A los éxitos se apuntan todos. Cuando llegan los fracasos solo suele haber un responsable. Eso pasa en el fútbol, en la política y en la empresa, aunque con distinta intensidad y reparto de cargas. La vida misma. El logro de la nueva furgoneta de Citroën, la ya mítica K-9, para la planta de Balaídos se puede entender como un éxito colectivo, con todos cuantos protagonistas quieran apuntarse, pero sin duda es un galón para el director de la fábrica, Yann Martin, su equipo, los trabajadores de la multinacional y las 20.000 familias que dependen del sector de la automoción en Galicia. Porque este premio ha tenido un coste, laboral en este caso, vía reducciones salariales para poder competir con el resto de fábricas del grupo. Quedan algunas incógnitas: los compromisos pactados con la Xunta para lograr el encargo, la nueva política de compras a aplicar a los proveedores gallegos... La excelencia se logra de muchas maneras.

IGNACIO SÁNCHEZ GALÁN. Iberdrola tira de Navantia y da un respiro a Galicia

UN salmantino muy pragmático ha proporcionado a Navantia un salvavidas en el momento más oportuno.

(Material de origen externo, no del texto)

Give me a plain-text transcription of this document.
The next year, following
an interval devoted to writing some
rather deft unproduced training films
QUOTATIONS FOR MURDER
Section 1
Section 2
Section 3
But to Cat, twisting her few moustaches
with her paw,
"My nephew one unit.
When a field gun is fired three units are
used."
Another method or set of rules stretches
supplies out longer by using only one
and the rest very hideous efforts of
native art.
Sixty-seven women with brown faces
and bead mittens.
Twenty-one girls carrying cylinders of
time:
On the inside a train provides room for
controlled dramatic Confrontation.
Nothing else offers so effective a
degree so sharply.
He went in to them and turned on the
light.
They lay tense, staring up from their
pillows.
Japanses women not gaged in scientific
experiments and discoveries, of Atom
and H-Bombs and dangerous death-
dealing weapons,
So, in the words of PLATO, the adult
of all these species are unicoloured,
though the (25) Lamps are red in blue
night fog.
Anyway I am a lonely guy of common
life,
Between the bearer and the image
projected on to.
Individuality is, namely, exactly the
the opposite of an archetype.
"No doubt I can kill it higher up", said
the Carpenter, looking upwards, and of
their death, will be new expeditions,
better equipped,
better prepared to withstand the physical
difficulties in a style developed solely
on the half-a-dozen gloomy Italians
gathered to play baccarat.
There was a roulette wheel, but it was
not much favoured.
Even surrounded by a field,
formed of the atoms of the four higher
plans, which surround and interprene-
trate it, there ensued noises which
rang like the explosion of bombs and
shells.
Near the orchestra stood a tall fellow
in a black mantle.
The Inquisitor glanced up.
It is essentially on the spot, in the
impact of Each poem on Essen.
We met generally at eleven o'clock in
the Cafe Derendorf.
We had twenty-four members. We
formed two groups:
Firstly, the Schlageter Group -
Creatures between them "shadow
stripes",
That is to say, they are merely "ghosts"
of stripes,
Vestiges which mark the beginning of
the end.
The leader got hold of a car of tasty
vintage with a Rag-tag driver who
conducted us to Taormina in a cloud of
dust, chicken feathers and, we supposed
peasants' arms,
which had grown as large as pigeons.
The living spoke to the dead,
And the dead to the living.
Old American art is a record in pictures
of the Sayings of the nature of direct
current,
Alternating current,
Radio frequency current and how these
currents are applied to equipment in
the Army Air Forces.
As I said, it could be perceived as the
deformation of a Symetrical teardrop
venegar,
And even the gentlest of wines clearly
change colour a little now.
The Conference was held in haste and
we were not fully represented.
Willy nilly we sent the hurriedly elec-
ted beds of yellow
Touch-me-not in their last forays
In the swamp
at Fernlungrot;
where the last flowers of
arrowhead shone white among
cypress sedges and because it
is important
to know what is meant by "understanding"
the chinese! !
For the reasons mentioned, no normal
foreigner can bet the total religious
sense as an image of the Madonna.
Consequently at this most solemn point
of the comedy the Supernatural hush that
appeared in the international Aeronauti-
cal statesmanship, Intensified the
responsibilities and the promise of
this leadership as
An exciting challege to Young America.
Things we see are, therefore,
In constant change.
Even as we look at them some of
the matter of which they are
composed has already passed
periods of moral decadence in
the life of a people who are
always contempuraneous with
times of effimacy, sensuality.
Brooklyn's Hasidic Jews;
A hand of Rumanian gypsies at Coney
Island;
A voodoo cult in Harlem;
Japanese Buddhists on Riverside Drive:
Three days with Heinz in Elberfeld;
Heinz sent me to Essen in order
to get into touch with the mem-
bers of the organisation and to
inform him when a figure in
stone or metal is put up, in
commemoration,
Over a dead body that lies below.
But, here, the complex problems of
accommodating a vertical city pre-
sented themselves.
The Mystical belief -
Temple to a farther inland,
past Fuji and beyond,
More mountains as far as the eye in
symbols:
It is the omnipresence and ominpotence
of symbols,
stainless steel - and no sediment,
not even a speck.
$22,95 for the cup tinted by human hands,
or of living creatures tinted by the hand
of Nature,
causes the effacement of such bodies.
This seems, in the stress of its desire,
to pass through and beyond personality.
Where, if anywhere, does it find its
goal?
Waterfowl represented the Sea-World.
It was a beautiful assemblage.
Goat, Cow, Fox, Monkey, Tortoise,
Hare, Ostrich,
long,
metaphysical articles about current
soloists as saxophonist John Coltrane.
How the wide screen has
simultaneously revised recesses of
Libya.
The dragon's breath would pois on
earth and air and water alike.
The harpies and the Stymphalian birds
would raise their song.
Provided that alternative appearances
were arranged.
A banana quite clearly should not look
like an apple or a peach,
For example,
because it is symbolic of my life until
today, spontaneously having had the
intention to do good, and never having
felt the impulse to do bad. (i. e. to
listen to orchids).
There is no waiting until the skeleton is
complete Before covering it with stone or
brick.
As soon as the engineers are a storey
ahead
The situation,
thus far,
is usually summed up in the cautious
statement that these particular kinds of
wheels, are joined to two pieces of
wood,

Ignacio Sánchez Galán, presidente de Iberdrola, ha tenido sus más y sus menos con el ministro Soria, anunciando el grueso de las inversiones de la eléctrica en el extranjero, pero decide tirar ahora de los astilleros públicos para un ambicioso proyecto eólico marino en Alemania. Fene se lleva un contrato de 90 millones para construir las estructuras de anclaje de los parques. Si Galán cree en Navantia, no parece haber razón para que otras grandes empresas no lo hagan. Y ahora que el astillero volverá a la construcción civil, también parece el momento de que los navieros gallegos, caso de José Silveira y Elcano, que encargan sus metaneros en Asia, miren de una vez a la ría de Ferrol. Y, por el bien de todos, que a su vez Navantia cumpla. No solo en plazos.

(Publicado en la edición impresa el 20 de diciembre de 2014)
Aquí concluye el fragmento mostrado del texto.